Два Антона СВО
Я часто думаю о том, почему происходят встречи, зачем люди встречаются, а потом расходятся и чаще навсегда. Может, это своего рода уроки, как моя встреча однажды в поезде, когда я ехала домой, с трудом собрав деньги на билет. Ехать сутки, еды не было. Где-то в середине пути соседка по купе заставила меня слезть с верхней полки и поесть. Еда у нее была такой, какую в то далекое время я даже не видела, особенно запомнилась рыба горячего копчения с необыкновенным вкусом. Готовясь к выходу на своей станции, я попросила у попутчицы адрес, чтобы отблагодарить ее, на что она сказала: «В твоей жизни не раз будут случаи, когда надо будет кому-то помочь». Образ женщины в памяти не сохранился, а ее наказ запомнился. Но это о мимолетном контакте-уроке. Полезном, но не рвущем сердце. Мой рассказ будет о другом, о встрече с двумя Антонами, которые оставили в моей душе «неизгладимый» (неизгладимый!) след. Далее будет понятно, почему указаны два одинаковых слова с разными знаками, отражающими мое душевное состояние.
С одним Антоном я встретилась в роддоме, когда мы с его мамой в один день произвели на свет детей. У мамы Антона были проблемы с молоком, и я кормила грудью чужого ребенка. С того времени мы дружим. Она русская из Донецка, приезжала каждый год в отпуск в наш городок к родне. Антон рос, как все дети, но в школьные годы опережал сверстников, перескакивая через класс, а в пятнадцать поступил в Донецкий институт. Я гордилась им — умный мальчик! Потом были «лихие» девяностые и «коварные» нулевые. Пережили. После окончания института Антон переехал в Россию, женился на девушке, которую в разговоре всегда называл «любимая», меня же — «молочной мамой». Высокий, крупный, симпатичный, приветливый. С его мамой мы встречались в день рождения наших детей и отмечали даты, не свои, а их, и от этого испытывали огромное удовольствие. Она рассказывала об Антоше, и каждый миг его жизни меня радовал.

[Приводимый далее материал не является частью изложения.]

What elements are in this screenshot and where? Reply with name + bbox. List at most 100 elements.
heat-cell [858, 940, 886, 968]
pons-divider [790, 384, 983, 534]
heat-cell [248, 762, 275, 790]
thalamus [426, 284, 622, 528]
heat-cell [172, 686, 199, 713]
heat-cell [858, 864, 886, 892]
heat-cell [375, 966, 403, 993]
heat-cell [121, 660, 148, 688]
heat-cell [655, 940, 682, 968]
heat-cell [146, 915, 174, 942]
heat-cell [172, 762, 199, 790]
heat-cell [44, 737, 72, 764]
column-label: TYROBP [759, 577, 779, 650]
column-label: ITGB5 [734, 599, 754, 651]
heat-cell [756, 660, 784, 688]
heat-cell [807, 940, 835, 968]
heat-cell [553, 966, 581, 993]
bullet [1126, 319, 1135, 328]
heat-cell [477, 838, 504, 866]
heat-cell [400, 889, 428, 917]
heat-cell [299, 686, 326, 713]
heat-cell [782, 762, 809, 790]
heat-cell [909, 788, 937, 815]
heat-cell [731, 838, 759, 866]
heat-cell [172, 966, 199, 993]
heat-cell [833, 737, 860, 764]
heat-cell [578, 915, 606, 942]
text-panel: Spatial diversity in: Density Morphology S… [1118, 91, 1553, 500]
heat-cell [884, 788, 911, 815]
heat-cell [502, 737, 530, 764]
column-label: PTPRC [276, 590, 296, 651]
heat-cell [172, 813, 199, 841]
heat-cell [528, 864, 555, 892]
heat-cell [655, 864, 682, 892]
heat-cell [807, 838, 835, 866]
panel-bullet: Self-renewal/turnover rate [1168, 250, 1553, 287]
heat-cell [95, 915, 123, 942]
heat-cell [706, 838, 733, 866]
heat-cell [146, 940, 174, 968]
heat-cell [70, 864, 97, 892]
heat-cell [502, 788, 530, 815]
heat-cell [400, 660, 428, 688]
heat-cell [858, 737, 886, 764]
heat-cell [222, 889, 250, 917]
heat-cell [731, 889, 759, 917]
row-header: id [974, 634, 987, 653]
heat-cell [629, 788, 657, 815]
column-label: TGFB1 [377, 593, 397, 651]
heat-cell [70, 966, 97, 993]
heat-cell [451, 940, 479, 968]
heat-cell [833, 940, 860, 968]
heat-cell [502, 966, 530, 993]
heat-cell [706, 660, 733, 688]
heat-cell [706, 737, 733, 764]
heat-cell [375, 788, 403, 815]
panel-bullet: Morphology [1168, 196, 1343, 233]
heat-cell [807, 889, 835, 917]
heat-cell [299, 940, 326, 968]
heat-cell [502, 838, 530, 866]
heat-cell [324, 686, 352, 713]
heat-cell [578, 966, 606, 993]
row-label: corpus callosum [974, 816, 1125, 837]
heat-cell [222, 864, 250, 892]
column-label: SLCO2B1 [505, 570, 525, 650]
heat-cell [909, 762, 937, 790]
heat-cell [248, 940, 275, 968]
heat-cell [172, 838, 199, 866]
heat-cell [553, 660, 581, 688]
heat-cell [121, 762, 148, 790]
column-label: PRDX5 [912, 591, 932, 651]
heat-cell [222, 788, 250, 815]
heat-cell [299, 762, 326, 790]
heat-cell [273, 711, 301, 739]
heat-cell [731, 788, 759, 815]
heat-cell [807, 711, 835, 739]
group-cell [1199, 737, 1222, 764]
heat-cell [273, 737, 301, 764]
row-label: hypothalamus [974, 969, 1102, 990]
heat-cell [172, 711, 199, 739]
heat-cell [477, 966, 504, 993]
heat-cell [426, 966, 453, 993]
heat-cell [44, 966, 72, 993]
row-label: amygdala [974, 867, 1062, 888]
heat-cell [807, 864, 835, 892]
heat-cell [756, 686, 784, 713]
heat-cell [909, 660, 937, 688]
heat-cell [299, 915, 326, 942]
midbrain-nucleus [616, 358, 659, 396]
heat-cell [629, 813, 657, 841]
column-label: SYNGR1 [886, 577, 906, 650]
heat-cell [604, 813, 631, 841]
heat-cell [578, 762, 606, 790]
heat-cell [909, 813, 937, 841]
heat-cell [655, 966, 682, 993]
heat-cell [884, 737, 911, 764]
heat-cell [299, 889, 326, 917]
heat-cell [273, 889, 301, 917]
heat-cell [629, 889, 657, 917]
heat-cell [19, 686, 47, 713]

Однажды, заглянув к подруге, я встретила там Антона (давненько не виделись) и была поражена: в кресле сидел настоящий боров и курил кальян, но даже не это, мягко говоря, обескуражило и расстроило меня. Антон начал критиковать наше правительство, опираясь на постулаты Навального. Я молчала и видела, как его маме неловко передо мной, а в моей голове билась мысль: «Какое право имеешь ты, русский с украинским паспортом, сбежавший из Украины, чтобы не быть призванным в укрармию, зарабатывающий в России немалые деньги, поливать грязью мою страну и мое правительство? Это моя Родина, а Родину, как мать, не выбирают. Она дается свыше».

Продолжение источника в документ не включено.